С самого первого дня моей жизни в остроге я уже начал
мечтать о свободе. Расчет, когда кончатся мои острожные годы, в тысяче разных
видах и применениях, сделался моим любимым занятием. Я даже и думать ни о чем
не мог иначе и уверен, что так поступает всякий, лишенный на срок свободы. Не
знаю, думали ль, рассчитывали ль каторжные так же, как я, но удивительное
легкомыслие их надежд поразило меня с первого шагу. Надежда заключенного,
лишенного свободы, – совершенно другого рода, чем настоящим образом живущего
человека. Свободный человек, конечно, надеется (например, на перемену судьбы,
на исполнение какого-нибудь предприятия), но он живет, он действует; настоящая
жизнь увлекает его свои круговоротом вполне.
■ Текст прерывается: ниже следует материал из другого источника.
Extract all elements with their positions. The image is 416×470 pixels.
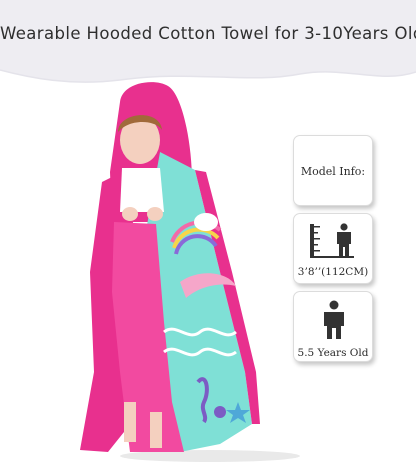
model-age-value: 5.5 Years Old: [297, 347, 369, 359]
product-photo: [60, 72, 300, 465]
model-info-label: Model Info:: [300, 165, 366, 178]
model-info-card: Model Info:: [293, 135, 373, 206]
person-icon: [337, 223, 351, 258]
model-height-card: 3’8’’(112CM): [293, 213, 373, 284]
person-standing-icon: [324, 300, 344, 339]
model-age-card: 5.5 Years Old: [293, 291, 373, 362]
page-title: Wearable Hooded Cotton Towel for 3-10Yea…: [0, 24, 416, 43]
model-height-value: 3’8’’(112CM): [297, 266, 369, 278]
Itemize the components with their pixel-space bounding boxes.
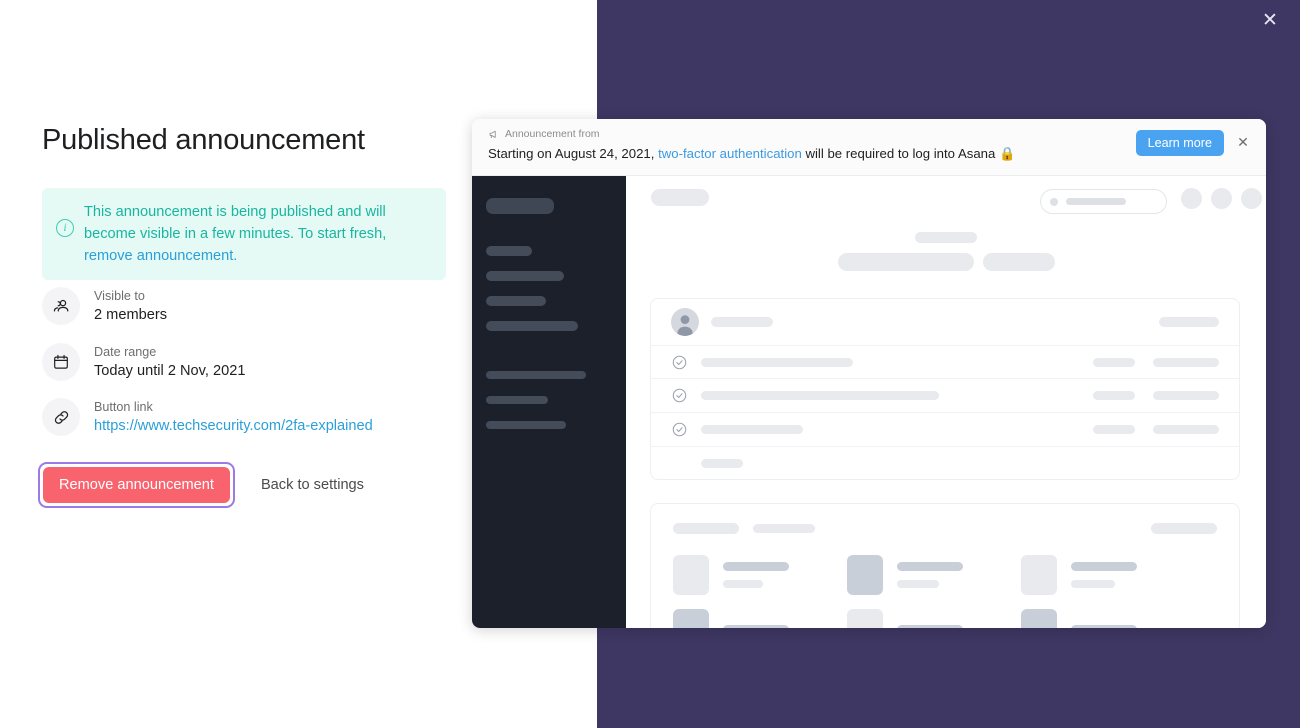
skeleton-bar (897, 562, 963, 571)
avatar[interactable] (1241, 188, 1262, 209)
remove-announcement-button[interactable]: Remove announcement (43, 467, 230, 503)
skeleton-bar (1071, 562, 1137, 571)
skeleton-thumbnail (847, 609, 883, 628)
skeleton-bar (915, 232, 977, 243)
skeleton-bar (1071, 580, 1115, 588)
avatar (671, 308, 699, 336)
skeleton-bar (1093, 425, 1135, 434)
action-bar: Remove announcement Back to settings (38, 462, 364, 508)
button-link-value[interactable]: https://www.techsecurity.com/2fa-explain… (94, 416, 373, 436)
skeleton-bar (897, 580, 939, 588)
skeleton-bar (1159, 317, 1219, 327)
grid-item (847, 555, 963, 595)
grid-item (847, 609, 963, 628)
skeleton-thumbnail (673, 555, 709, 595)
info-icon: i (56, 219, 74, 237)
screen-root: ✕ Published announcement i This announce… (0, 0, 1300, 728)
grid-item (1021, 609, 1137, 628)
two-factor-authentication-link[interactable]: two-factor authentication (658, 146, 802, 161)
table-row (651, 346, 1239, 379)
check-circle-icon[interactable] (671, 387, 688, 404)
skeleton-bar (711, 317, 773, 327)
detail-row-date-range: Date range Today until 2 Nov, 2021 (42, 343, 245, 381)
preview-main-skeleton (626, 176, 1266, 628)
people-icon (42, 287, 80, 325)
status-notice-body: This announcement is being published and… (84, 204, 387, 242)
table-row (651, 413, 1239, 447)
grid-item (673, 609, 789, 628)
preview-search-field[interactable] (1040, 189, 1167, 214)
grid-item (673, 555, 789, 595)
skeleton-bar (1066, 198, 1126, 205)
detail-row-visible-to: Visible to 2 members (42, 287, 167, 325)
skeleton-bar (673, 523, 739, 534)
page-title: Published announcement (42, 124, 365, 156)
learn-more-button[interactable]: Learn more (1135, 130, 1224, 156)
announcement-message-prefix: Starting on August 24, 2021, (488, 146, 659, 161)
preview-topbar-skeleton (626, 176, 1266, 228)
skeleton-thumbnail (1021, 555, 1057, 595)
skeleton-bar (1071, 624, 1137, 628)
check-circle-icon[interactable] (671, 421, 688, 438)
table-row (651, 447, 1239, 479)
skeleton-bar (651, 189, 709, 206)
skeleton-bar (1093, 391, 1135, 400)
skeleton-bar (723, 580, 763, 588)
detail-label: Button link (94, 399, 153, 414)
skeleton-bar (1153, 357, 1219, 367)
skeleton-bar (1153, 391, 1219, 400)
close-icon[interactable]: ✕ (1256, 6, 1284, 34)
skeleton-bar (701, 425, 803, 434)
skeleton-bar (1151, 523, 1217, 534)
status-notice: i This announcement is being published a… (42, 188, 446, 280)
announcement-banner: Announcement from Starting on August 24,… (472, 119, 1266, 176)
skeleton-bar (701, 357, 853, 367)
skeleton-bar (897, 624, 963, 628)
detail-row-button-link: Button link https://www.techsecurity.com… (42, 398, 373, 436)
skeleton-bar (723, 562, 789, 571)
link-icon (42, 398, 80, 436)
preview-grid-card (650, 503, 1240, 628)
preview-center-skeleton (626, 232, 1266, 271)
skeleton-bar (982, 253, 1055, 271)
avatar[interactable] (1211, 188, 1232, 209)
search-icon (1050, 197, 1058, 206)
announcement-preview-card: Announcement from Starting on August 24,… (472, 119, 1266, 628)
detail-label: Visible to (94, 288, 145, 303)
grid-item (1021, 555, 1137, 595)
preview-sidebar-skeleton (472, 176, 626, 628)
skeleton-bar (837, 253, 974, 271)
skeleton-bar (701, 391, 939, 400)
table-row (651, 299, 1239, 346)
announcement-actions: Learn more ✕ (1135, 130, 1254, 156)
announcement-from-label: Announcement from (505, 128, 600, 140)
avatar[interactable] (1181, 188, 1202, 209)
announcement-close-icon[interactable]: ✕ (1232, 132, 1254, 154)
detail-value: Today until 2 Nov, 2021 (94, 362, 246, 379)
skeleton-bar (723, 624, 789, 628)
status-notice-text: This announcement is being published and… (84, 201, 404, 267)
skeleton-thumbnail (847, 555, 883, 595)
detail-label: Date range (94, 344, 157, 359)
skeleton-bar (701, 458, 743, 468)
table-row (651, 379, 1239, 413)
calendar-icon (42, 343, 80, 381)
skeleton-bar (1153, 425, 1219, 434)
megaphone-icon (488, 129, 499, 140)
preview-task-card (650, 298, 1240, 480)
skeleton-thumbnail (673, 609, 709, 628)
skeleton-bar (753, 524, 815, 533)
preview-app-body (472, 176, 1266, 628)
skeleton-bar (1093, 357, 1135, 367)
detail-value: 2 members (94, 306, 167, 323)
lock-emoji-icon: 🔒 (999, 146, 1016, 161)
check-circle-icon[interactable] (671, 354, 688, 371)
remove-announcement-link[interactable]: remove announcement. (84, 248, 237, 264)
announcement-message-suffix: will be required to log into Asana (801, 146, 999, 161)
back-to-settings-button[interactable]: Back to settings (261, 477, 364, 493)
remove-announcement-focus-ring: Remove announcement (38, 462, 235, 508)
skeleton-thumbnail (1021, 609, 1057, 628)
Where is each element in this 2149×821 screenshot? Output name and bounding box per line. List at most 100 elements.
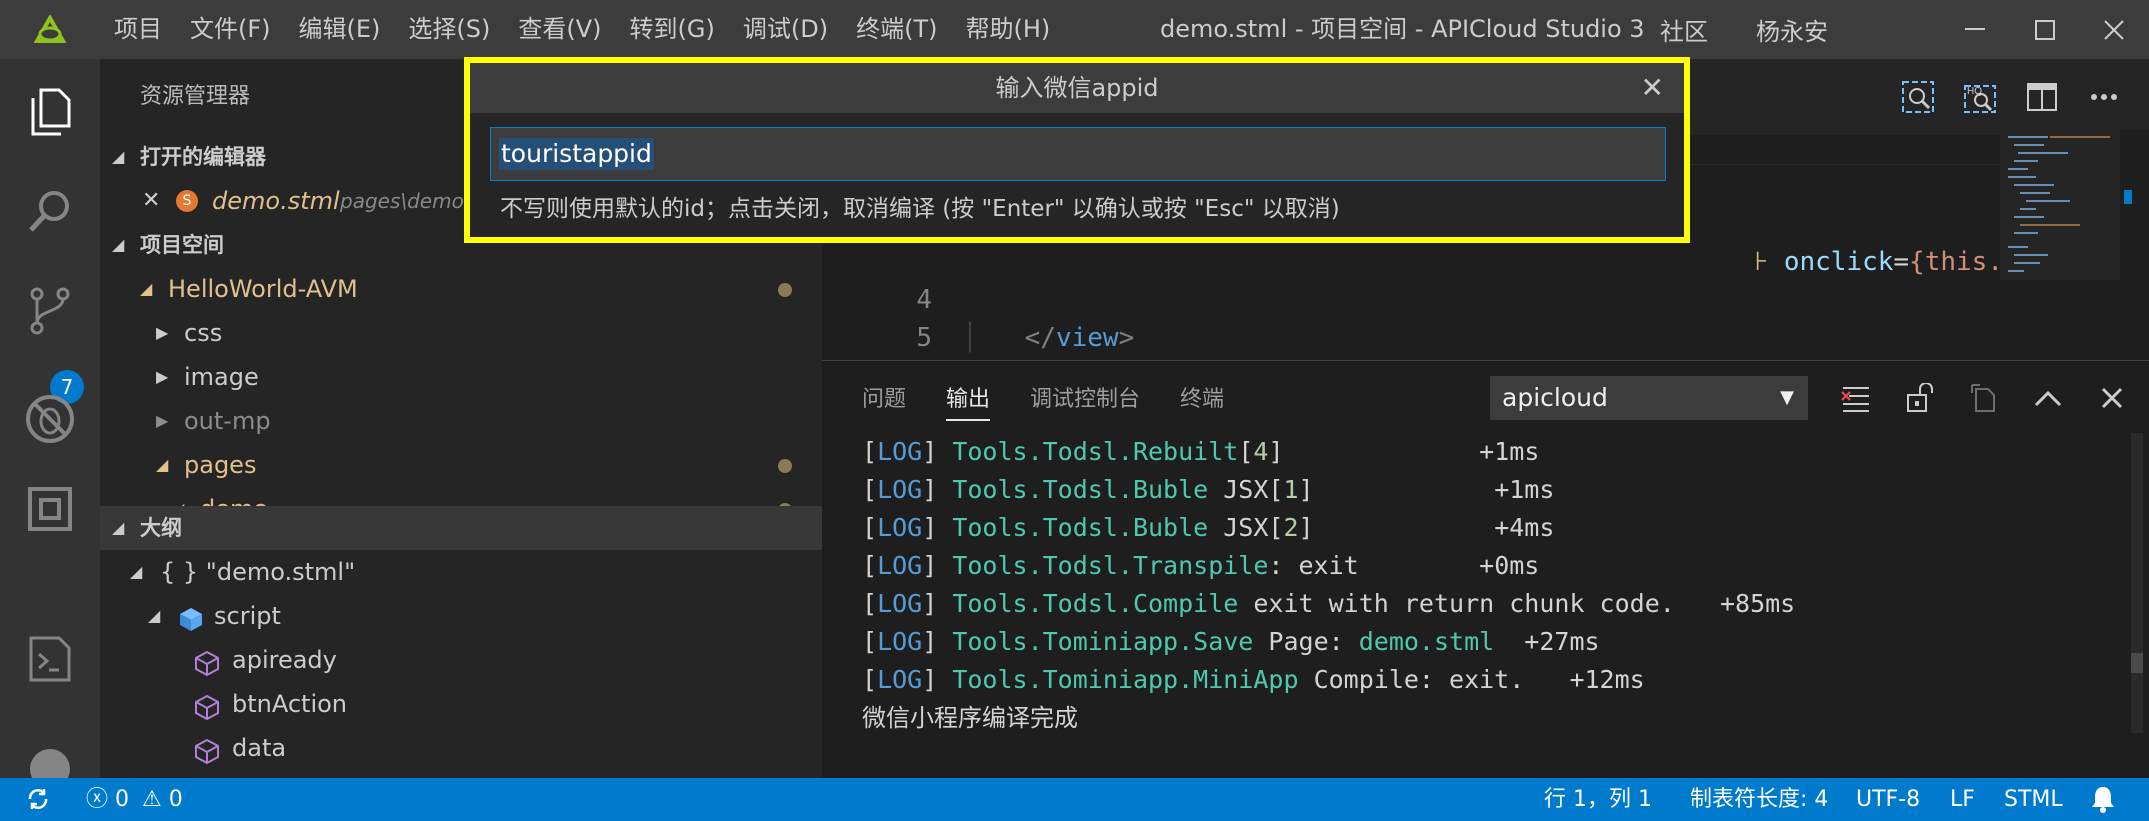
explorer-icon[interactable] [0, 71, 100, 151]
output-log[interactable]: [LOG] Tools.Todsl.Rebuilt[4] +1ms [LOG] … [862, 433, 1795, 737]
chevron-down-icon: ◢ [140, 279, 153, 298]
log-line: [LOG] Tools.Todsl.Compile exit with retu… [862, 589, 1796, 618]
debug-icon[interactable] [0, 379, 100, 459]
menu-terminal[interactable]: 终端(T) [842, 0, 951, 59]
close-editor-icon[interactable]: ✕ [142, 179, 160, 223]
chevron-right-icon: ▶ [156, 323, 169, 342]
maximize-icon[interactable] [2010, 0, 2080, 59]
dialog-description: 不写则使用默认的id；点击关闭，取消编译 (按 "Enter" 以确认或按 "E… [500, 196, 1340, 222]
lock-scroll-icon[interactable] [1896, 376, 1944, 420]
modified-dot [778, 283, 792, 297]
outline-item-script[interactable]: ◢ script [100, 594, 822, 638]
more-actions-icon[interactable] [2079, 72, 2129, 122]
code-partial-line: ⊦ onclick={this.btnA [1754, 247, 2002, 277]
modified-dot [778, 459, 792, 473]
minimize-icon[interactable] [1940, 0, 2010, 59]
sidebar-title: 资源管理器 [140, 84, 251, 109]
bell-icon[interactable] [2090, 778, 2116, 821]
chevron-down-icon: ◢ [112, 518, 125, 537]
open-editor-path: pages\demo [340, 189, 464, 213]
bottom-panel: 问题 输出 调试控制台 终端 apicloud ▼ [LOG] Tools.To… [822, 360, 2149, 778]
menu-bar: 项目 文件(F) 编辑(E) 选择(S) 查看(V) 转到(G) 调试(D) 终… [100, 0, 1064, 59]
appid-input[interactable]: touristappid [490, 127, 1666, 181]
menu-project[interactable]: 项目 [100, 0, 176, 59]
output-scrollbar[interactable] [2125, 433, 2149, 733]
tree-item-out-mp[interactable]: ▶ out-mp [100, 399, 822, 443]
chevron-down-icon: ▼ [1780, 387, 1794, 408]
close-window-icon[interactable] [2079, 0, 2149, 59]
tab-output[interactable]: 输出 [946, 381, 991, 421]
extensions-icon[interactable] [0, 469, 100, 549]
outline-item-root[interactable]: ◢ { } "demo.stml" [100, 550, 822, 594]
clear-output-icon[interactable] [1832, 376, 1880, 420]
outline-section[interactable]: ◢ 大纲 [100, 506, 822, 550]
title-bar: 项目 文件(F) 编辑(E) 选择(S) 查看(V) 转到(G) 调试(D) 终… [0, 0, 2149, 59]
menu-view[interactable]: 查看(V) [504, 0, 615, 59]
log-line: [LOG] Tools.Todsl.Transpile: exit +0ms [862, 551, 1540, 580]
line-ending[interactable]: LF [1950, 778, 1975, 821]
sync-status-icon[interactable] [26, 778, 50, 821]
error-icon: ⓧ [86, 787, 109, 812]
user-name[interactable]: 杨永安 [1756, 12, 1828, 47]
tree-item-image[interactable]: ▶ image [100, 355, 822, 399]
chevron-down-icon: ◢ [130, 562, 143, 581]
chevron-right-icon: ▶ [156, 411, 169, 430]
split-editor-icon[interactable] [2017, 72, 2067, 122]
log-line: [LOG] Tools.Todsl.Buble JSX[2] +4ms [862, 513, 1555, 542]
tree-item-pages[interactable]: ◢ pages [100, 443, 822, 487]
menu-go[interactable]: 转到(G) [616, 0, 729, 59]
code-line-6: 6 <script> [822, 319, 2002, 357]
chevron-down-icon: ◢ [156, 455, 169, 474]
chevron-down-icon: ◢ [148, 606, 161, 625]
tree-item-root[interactable]: ◢ HelloWorld-AVM [100, 267, 822, 311]
menu-debug[interactable]: 调试(D) [729, 0, 842, 59]
menu-edit[interactable]: 编辑(E) [285, 0, 395, 59]
code-line-4: 4 │ </view> [916, 285, 1135, 353]
outline-item-apiready[interactable]: apiready [100, 638, 822, 682]
close-icon[interactable]: ✕ [1641, 63, 1664, 113]
open-editor-filename: demo.stml [212, 187, 340, 215]
tab-problems[interactable]: 问题 [862, 381, 906, 421]
open-log-file-icon[interactable] [1960, 376, 2008, 420]
svg-text:HQ: HQ [1967, 86, 1982, 97]
outline-item-btnaction[interactable]: btnAction [100, 682, 822, 726]
tab-terminal[interactable]: 终端 [1180, 381, 1224, 421]
log-line: [LOG] Tools.Todsl.Buble JSX[1] +1ms [862, 475, 1555, 504]
hq-preview-icon[interactable]: HQ [1955, 72, 2005, 122]
status-bar: ⓧ 0 ⚠ 0 行 1，列 1 制表符长度: 4 UTF-8 LF STML [0, 778, 2149, 821]
appid-input-value: touristappid [499, 138, 654, 170]
tree-item-css[interactable]: ▶ css [100, 311, 822, 355]
tab-debug-console[interactable]: 调试控制台 [1030, 381, 1140, 421]
community-link[interactable]: 社区 [1660, 12, 1708, 47]
output-channel-select[interactable]: apicloud ▼ [1490, 376, 1808, 420]
search-icon[interactable] [0, 171, 100, 251]
activity-bar: 7 [0, 59, 100, 779]
menu-help[interactable]: 帮助(H) [951, 0, 1064, 59]
close-panel-icon[interactable] [2088, 376, 2136, 420]
editor-scrollbar[interactable] [2120, 130, 2149, 360]
log-line: [LOG] Tools.Todsl.Rebuilt[4] +1ms [862, 437, 1540, 466]
dialog-title: 输入微信appid [470, 63, 1684, 113]
preview-search-icon[interactable] [1893, 72, 1943, 122]
appid-input-dialog: 输入微信appid ✕ touristappid 不写则使用默认的id；点击关闭… [464, 57, 1690, 243]
problems-status[interactable]: ⓧ 0 ⚠ 0 [86, 778, 183, 821]
outline-item-data[interactable]: data [100, 726, 822, 770]
window-title: demo.stml - 项目空间 - APICloud Studio 3 [1160, 15, 1645, 43]
terminal-icon[interactable] [0, 619, 100, 699]
maximize-panel-icon[interactable] [2024, 376, 2072, 420]
menu-selection[interactable]: 选择(S) [394, 0, 504, 59]
panel-tab-bar: 问题 输出 调试控制台 终端 apicloud ▼ [822, 361, 2149, 436]
menu-file[interactable]: 文件(F) [176, 0, 285, 59]
chevron-down-icon: ◢ [112, 235, 125, 254]
code-line-5: 5 </template> [916, 323, 932, 353]
cursor-position[interactable]: 行 1，列 1 [1544, 778, 1652, 821]
source-control-icon[interactable] [0, 271, 100, 351]
minimap[interactable] [2000, 130, 2120, 360]
encoding[interactable]: UTF-8 [1856, 778, 1920, 821]
method-icon [194, 734, 220, 778]
chevron-down-icon: ◢ [112, 147, 125, 166]
compile-complete-message: 微信小程序编译完成 [862, 704, 1078, 732]
chevron-right-icon: ▶ [156, 367, 169, 386]
language-mode[interactable]: STML [2004, 778, 2063, 821]
tab-size[interactable]: 制表符长度: 4 [1690, 778, 1828, 821]
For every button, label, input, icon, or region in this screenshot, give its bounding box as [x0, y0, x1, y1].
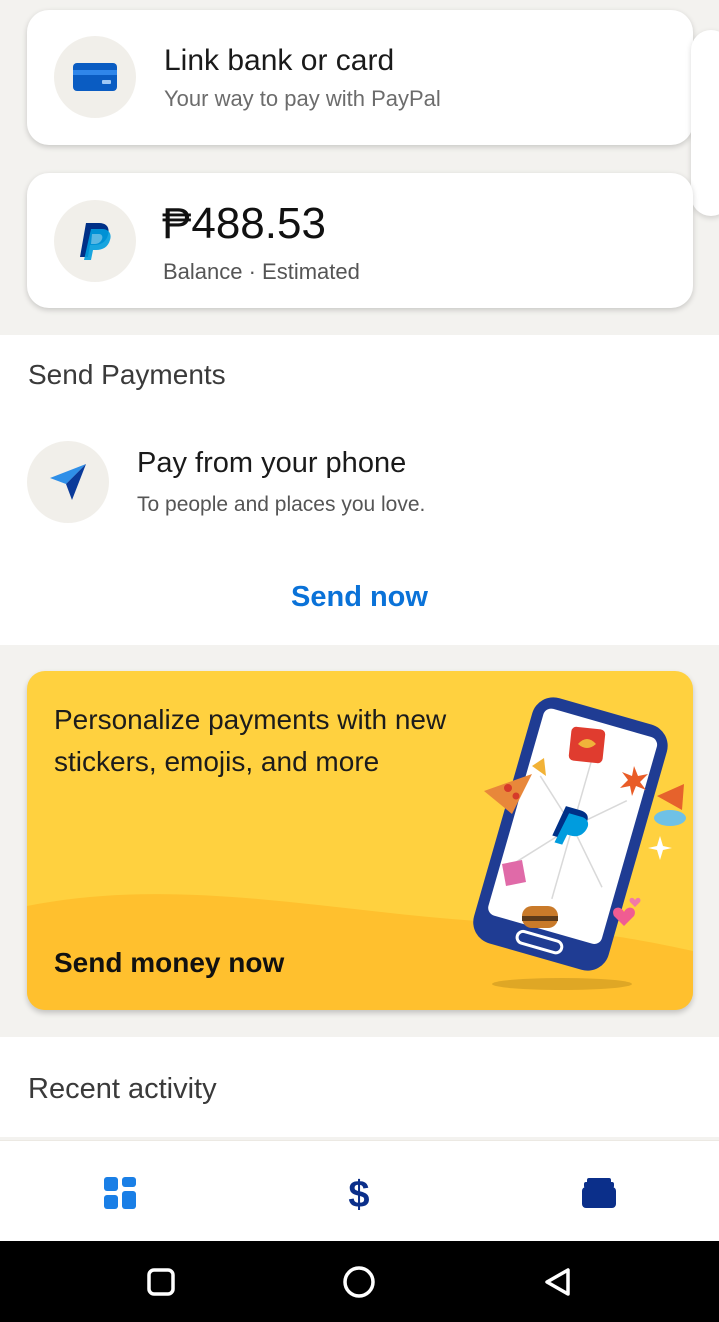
bottom-tab-bar: $ [0, 1140, 719, 1241]
section-title-recent-activity: Recent activity [28, 1073, 217, 1105]
paypal-logo-icon [54, 200, 136, 282]
wallet-icon[interactable] [577, 1171, 621, 1215]
home-circle-icon[interactable] [342, 1265, 376, 1299]
pay-from-phone-subtitle: To people and places you love. [137, 493, 426, 516]
promo-text: Personalize payments with new stickers, … [54, 704, 447, 777]
link-bank-subtitle: Your way to pay with PayPal [164, 86, 441, 111]
promo-banner[interactable]: Personalize payments with new stickers, … [27, 671, 693, 1010]
send-now-button[interactable]: Send now [0, 581, 719, 614]
section-title-send-payments: Send Payments [28, 359, 226, 390]
next-card-peek[interactable] [691, 30, 719, 216]
recent-activity-section: Recent activity [0, 1037, 719, 1137]
credit-card-icon [54, 36, 136, 118]
balance-card[interactable]: ₱488.53 Balance · Estimated [27, 173, 693, 308]
recents-square-icon[interactable] [144, 1265, 178, 1299]
send-arrow-icon [27, 441, 109, 523]
pay-from-phone-title[interactable]: Pay from your phone [137, 447, 406, 480]
link-bank-title: Link bank or card [164, 44, 395, 77]
send-money-now-button[interactable]: Send money now [54, 947, 284, 979]
dollar-icon[interactable]: $ [337, 1171, 381, 1215]
link-bank-card[interactable]: Link bank or card Your way to pay with P… [27, 10, 693, 145]
phone-stickers-illustration [473, 697, 686, 990]
back-triangle-icon[interactable] [541, 1265, 575, 1299]
send-payments-section: Send Payments Pay from your phone To peo… [0, 335, 719, 645]
system-navigation-bar [0, 1241, 719, 1322]
home-grid-icon[interactable] [98, 1171, 142, 1215]
balance-amount: ₱488.53 [162, 199, 326, 248]
svg-text:$: $ [348, 1174, 369, 1213]
balance-subtitle: Balance · Estimated [163, 259, 360, 284]
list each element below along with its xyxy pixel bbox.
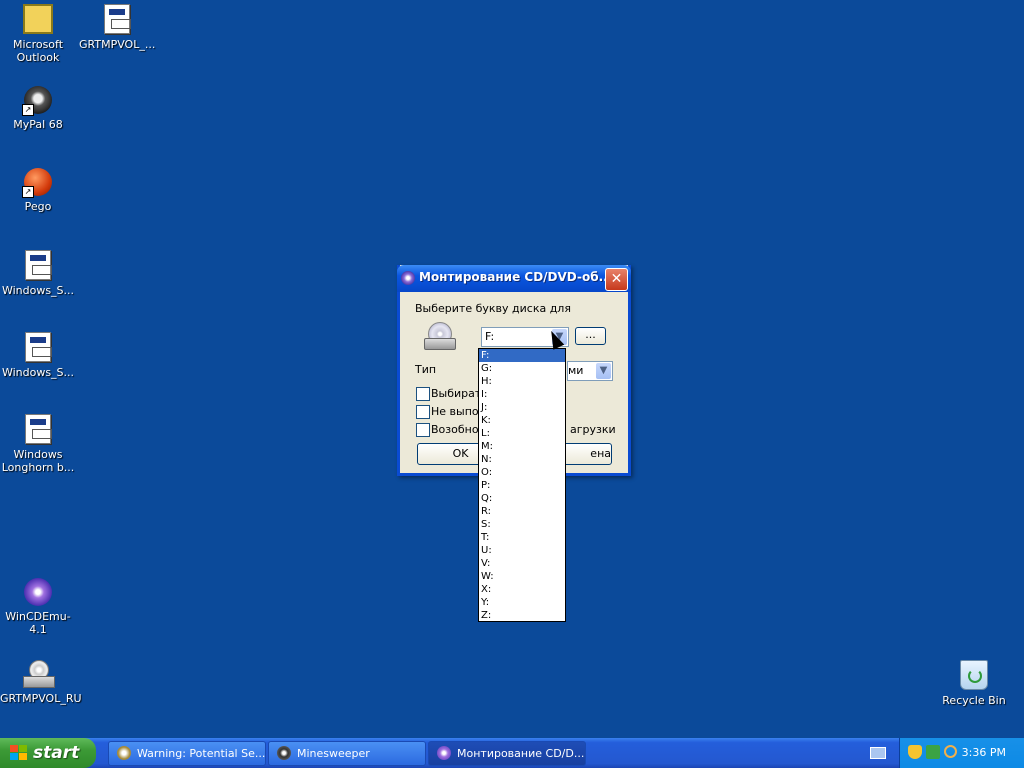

Не то для заключенного. Тут,
положим, тоже жизнь – острожная, каторжная; но кто бы ни был каторжник и на
какой бы срок он ни был сослан, он решительно, инстинктивно не может принять
свою судьбу за что-то положительное, окончательное, за часть действительной
жизни. Всякий каторжник чувствует, что он не у себя дома, а как будто в гостях.
На двадцать лет он смотрит будто на два года и совершенно уверен, что и в
пятьдесят пять лет по выходе из острога он будет такой же молодец, как и
теперь, в тридцать пять. «Поживем еще!» – думает он и упрямо гонит от себя все
сомнения и прочие досадные мысли. Даже сосланные без срока, особого отделения,
и те рассчитывали иногда, что вот нет-нет, а вдруг придет из Питера: «Переслать
в Нерчинск, в рудники, и назначить сроки». Тогда славно: во-первых, в Нерчинск
чуть не полгода идти, а в партии идти против острога куды лучше! А потом
кончить в Нерчинске срок и тогда… И ведь так рассчитывает иной седой человек!